The scale of the selloff is massive, but this isn’t the first time cryptocurrencies have seen intense volatility.
And, already, some on Wall Street are eyeing opportunities.
Bitcoin
slid 11% over the past 24 hours to $28,000, having dipped below $26,000 in earlier trading. Just last week, the largest crypto was changing hands around $40,000. Six months ago, it was sitting at its all-time high near $69,000—more than double its current level.
“While we can’t call the bottom and correlations among asset classes remain elevated, Bitcoin has survived corrections of 70-80% in the past,” Martha Reyes, the head of research at digital asset broker and exchange Bequant, said in a note. “This may be an opportunity for institutions to build positions at better levels.”
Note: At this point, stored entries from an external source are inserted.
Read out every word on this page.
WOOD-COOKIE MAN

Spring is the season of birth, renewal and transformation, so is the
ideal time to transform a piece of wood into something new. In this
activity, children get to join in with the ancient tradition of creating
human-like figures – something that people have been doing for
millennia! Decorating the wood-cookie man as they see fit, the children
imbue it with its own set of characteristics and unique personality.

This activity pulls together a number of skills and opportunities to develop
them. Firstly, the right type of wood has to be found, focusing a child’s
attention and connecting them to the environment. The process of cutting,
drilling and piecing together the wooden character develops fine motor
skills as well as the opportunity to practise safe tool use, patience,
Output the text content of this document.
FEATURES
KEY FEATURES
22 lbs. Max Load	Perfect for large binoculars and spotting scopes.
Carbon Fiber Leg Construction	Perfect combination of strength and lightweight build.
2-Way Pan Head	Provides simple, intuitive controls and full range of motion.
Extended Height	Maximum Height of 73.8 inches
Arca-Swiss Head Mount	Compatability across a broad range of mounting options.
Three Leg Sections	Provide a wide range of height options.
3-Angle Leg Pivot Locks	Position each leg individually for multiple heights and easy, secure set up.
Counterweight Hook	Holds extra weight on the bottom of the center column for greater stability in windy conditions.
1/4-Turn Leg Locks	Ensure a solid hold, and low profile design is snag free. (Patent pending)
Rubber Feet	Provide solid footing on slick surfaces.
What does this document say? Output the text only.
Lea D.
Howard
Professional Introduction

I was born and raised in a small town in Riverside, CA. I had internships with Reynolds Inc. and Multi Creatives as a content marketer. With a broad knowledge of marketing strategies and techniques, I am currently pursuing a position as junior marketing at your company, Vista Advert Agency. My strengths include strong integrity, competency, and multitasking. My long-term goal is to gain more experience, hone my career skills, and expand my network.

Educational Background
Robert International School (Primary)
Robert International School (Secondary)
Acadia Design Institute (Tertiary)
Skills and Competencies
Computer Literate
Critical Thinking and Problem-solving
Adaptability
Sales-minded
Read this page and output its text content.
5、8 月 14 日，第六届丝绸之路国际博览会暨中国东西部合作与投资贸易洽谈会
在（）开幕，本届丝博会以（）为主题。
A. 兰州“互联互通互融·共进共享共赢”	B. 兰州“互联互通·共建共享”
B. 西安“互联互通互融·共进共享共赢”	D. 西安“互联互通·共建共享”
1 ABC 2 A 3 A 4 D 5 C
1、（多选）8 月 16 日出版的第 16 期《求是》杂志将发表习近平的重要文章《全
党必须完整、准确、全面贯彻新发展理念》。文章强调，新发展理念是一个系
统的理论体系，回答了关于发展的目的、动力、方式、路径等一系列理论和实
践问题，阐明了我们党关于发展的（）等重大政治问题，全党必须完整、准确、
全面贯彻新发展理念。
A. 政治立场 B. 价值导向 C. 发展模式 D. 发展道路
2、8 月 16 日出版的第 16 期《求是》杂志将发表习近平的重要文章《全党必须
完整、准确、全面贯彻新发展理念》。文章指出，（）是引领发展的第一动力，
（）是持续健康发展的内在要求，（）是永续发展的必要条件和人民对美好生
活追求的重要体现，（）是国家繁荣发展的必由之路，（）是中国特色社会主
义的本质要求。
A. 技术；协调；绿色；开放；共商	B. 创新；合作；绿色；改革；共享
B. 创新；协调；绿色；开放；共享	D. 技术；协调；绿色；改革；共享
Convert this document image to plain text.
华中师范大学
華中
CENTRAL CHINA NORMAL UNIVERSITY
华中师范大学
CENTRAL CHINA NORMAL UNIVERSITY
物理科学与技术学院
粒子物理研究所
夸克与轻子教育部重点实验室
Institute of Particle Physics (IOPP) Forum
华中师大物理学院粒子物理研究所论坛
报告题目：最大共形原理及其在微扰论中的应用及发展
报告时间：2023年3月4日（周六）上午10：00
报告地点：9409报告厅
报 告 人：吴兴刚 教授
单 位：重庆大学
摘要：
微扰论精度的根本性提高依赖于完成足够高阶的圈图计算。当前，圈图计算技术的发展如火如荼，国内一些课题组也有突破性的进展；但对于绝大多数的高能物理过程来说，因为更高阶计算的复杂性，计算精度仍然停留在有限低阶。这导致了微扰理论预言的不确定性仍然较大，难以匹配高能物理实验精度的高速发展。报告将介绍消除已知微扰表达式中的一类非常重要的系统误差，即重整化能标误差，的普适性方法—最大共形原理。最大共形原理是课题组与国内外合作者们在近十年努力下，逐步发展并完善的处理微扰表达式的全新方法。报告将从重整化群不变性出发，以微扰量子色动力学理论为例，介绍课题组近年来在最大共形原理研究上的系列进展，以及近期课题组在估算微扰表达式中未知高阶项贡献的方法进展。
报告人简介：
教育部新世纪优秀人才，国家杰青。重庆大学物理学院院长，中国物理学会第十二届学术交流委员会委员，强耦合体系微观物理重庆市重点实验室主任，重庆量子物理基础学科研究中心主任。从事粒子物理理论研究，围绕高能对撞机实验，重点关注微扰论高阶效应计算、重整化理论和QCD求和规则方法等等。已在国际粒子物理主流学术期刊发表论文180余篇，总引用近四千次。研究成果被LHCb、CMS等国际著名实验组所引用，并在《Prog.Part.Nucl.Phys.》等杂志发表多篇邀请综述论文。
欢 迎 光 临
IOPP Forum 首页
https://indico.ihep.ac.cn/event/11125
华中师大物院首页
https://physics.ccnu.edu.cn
The last time Bitcoin saw a crash like this was last year, when the crypto similarly collapsed by more than 50%. It happened over the course of just three months, with Bitcoin dipping below $30,000 in July 2021 after topping $63,000 in April. Bitcoin would go on to hit its all time-high some four months after that summer low.
Crypto history is littered with other examples. Bitcoin neared $18,000 in December 2017 and was below $7,000 by early the following February. Bitcoin’s even earlier days hold more cases.
However, one troubling development in the current crash is the situation with stablecoins, which are widely used tokens designed to maintain a 1:1 peg with a real asset, usually the U.S. dollar.
Stablecoin TerraUSD’s meltdown has already added downward pressure on Bitcoin, and Tether—in many ways the bedrock of the crypto economy, with daily trading volumes more than double that of Bitcoin—is the latest casualty. Tether lost its peg from the dollar on Thursday, moving as low as 96 cents on the dollar.
Traders use Tether and other stablecoins as a source of surety in a volatile world, and the coins have become a prime medium of exchange for payments, trading, lending, and other activities based on blockchain technology. The failure of stablecoins represents a systemic risk to the crypto ecosystem.
“The uncertainty around stablecoins is a concern and could lead to another flush out,” said Reyes. “But we may finally get the much needed regulatory framework that could entice institutions in.”
Regulators worry that if stablecoins take off as privately issued digital money, they could pose risks to broader financial markets and monetary policies. A run on a stablecoin could, in theory, lead to heavy selling in assets held as reserves, such as commercial short-term debt or other cash proxies.
“The markets are in meltdown but this may present an opportunity for institutional players to start building positions and push stablecoin regulation to provide more confidence,” said Reyes.